Riana membuka buku itu, yang ternyata sebuah diary yang ditulis Bima dengan tulisan sambung yang indah, ciri khas tulisan anak tahun 80’an yang pernah belajar cara menulis halus.  Riana mengamati tulisan itu, rupanya tulisan itu tulisan sebuah peristiwa lengkap dengan tanggal, hari dan jam peristiwa itu terjadi. Riana gemetar membacanya, seperti sedang membuka harta karun yang tersembunyi sekian lama, kemudian Riana membacanya perlahan, semula Riana membaca kata-kata yang teramat mengiris hati, untaian kata-kata dramatis bercerita tentang seorang ibu.

‘Bagaiamana aku bisa menghormati seorang ibu dan seorang ayah yang keduanya adalah sumber kekuatanku, kini sumber kekuatan itu hilang, musnah karena sebuah petaka yang Bernama, selingkuh’

Riana menarik napas, masih dalam tahap penasaran, Riana meneruskan membaca diary itu dengan hati yang deg-degan dan bertalu-talu, ada kata yang menyayat hatinya dari kalimat pertama itu, ‘selingkuh’, kata-kata yang menghujam hatinya sendiri. Riana seolah tak percaya ketika tulisan Bima itu menulis kedua orang tuanya wafat karena masalah selingkuh, air mata Riana tiba-tiba saja banjir, ketika semua kata-kata Bima mengeluarkan arti yang sangat dalam, kedua orang tunya wafat karena menabrakkan kendaraannya pada sebuah truk setelah ‘meringkus’ istri dari bapaknya yang kedapatan sedang selingkuh di sebuah hotel, lalu bapak menabrakan kendarananya dengan cara yang amat mengerikan.

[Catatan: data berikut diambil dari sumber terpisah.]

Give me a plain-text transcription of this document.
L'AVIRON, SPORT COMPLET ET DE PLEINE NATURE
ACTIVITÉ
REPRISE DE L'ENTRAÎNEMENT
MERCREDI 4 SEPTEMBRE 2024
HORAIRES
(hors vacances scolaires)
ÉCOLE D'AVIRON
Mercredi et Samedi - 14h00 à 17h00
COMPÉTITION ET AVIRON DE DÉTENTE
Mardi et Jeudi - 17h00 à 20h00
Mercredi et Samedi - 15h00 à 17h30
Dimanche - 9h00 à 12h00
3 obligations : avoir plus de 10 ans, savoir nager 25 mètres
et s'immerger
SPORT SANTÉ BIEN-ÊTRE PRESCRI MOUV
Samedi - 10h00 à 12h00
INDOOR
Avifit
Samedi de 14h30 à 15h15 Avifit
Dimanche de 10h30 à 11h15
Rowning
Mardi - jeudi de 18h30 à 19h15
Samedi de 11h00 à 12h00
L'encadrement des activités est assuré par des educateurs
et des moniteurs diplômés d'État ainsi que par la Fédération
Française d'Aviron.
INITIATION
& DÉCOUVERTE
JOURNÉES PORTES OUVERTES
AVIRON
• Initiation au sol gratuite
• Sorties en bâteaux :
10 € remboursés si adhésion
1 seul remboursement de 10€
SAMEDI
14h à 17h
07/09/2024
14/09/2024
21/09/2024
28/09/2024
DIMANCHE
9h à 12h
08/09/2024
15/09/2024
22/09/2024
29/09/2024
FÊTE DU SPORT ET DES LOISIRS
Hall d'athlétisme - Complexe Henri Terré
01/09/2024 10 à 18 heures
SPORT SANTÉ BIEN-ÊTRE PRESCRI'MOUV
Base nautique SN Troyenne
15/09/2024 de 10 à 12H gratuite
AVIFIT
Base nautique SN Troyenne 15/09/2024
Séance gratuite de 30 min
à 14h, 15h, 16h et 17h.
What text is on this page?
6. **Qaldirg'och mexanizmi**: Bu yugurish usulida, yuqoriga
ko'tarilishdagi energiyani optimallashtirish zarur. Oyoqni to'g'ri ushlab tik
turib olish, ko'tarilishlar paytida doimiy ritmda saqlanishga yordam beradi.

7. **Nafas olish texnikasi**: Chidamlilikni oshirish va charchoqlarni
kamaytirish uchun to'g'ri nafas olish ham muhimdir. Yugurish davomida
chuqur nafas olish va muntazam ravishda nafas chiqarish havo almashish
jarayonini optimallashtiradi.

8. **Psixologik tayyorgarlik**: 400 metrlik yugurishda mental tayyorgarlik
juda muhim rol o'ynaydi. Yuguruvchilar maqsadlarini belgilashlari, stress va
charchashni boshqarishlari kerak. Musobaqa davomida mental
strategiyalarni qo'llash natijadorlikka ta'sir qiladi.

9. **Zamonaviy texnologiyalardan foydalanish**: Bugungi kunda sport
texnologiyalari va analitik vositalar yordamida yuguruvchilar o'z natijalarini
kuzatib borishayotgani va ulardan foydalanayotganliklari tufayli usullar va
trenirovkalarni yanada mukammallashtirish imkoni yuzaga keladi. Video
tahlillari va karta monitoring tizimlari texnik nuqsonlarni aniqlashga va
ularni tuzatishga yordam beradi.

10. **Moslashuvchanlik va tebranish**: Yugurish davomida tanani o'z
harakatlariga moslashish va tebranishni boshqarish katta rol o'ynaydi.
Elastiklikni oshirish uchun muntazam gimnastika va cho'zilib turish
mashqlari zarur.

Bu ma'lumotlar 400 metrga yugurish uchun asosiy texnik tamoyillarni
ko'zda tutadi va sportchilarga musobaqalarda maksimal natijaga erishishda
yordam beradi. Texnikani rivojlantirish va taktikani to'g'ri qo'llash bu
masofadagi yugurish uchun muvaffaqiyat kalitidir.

Riana diam menarik napsnya, air matanya makin tak dapat dibendung, dadanya sesak seolah tabrakan itu terjadi pada dirinya, Riana menghentikan membaca diary, menutup buku itu karena tak kuasa akan apa yang sebenanrya terjadi tentang orang tua Bima. Selama ini Bima hanya cerita bahwa kedua orang tunya wafat karena kecelakaan, penyebabnya karena kendaraannya ditabrak oleh kendaraan truk, bukan menabrakkan kendaraannya karena adanya pertengakaran di dalam kendaraan lalu dengan emosi bapak menabrakkannya.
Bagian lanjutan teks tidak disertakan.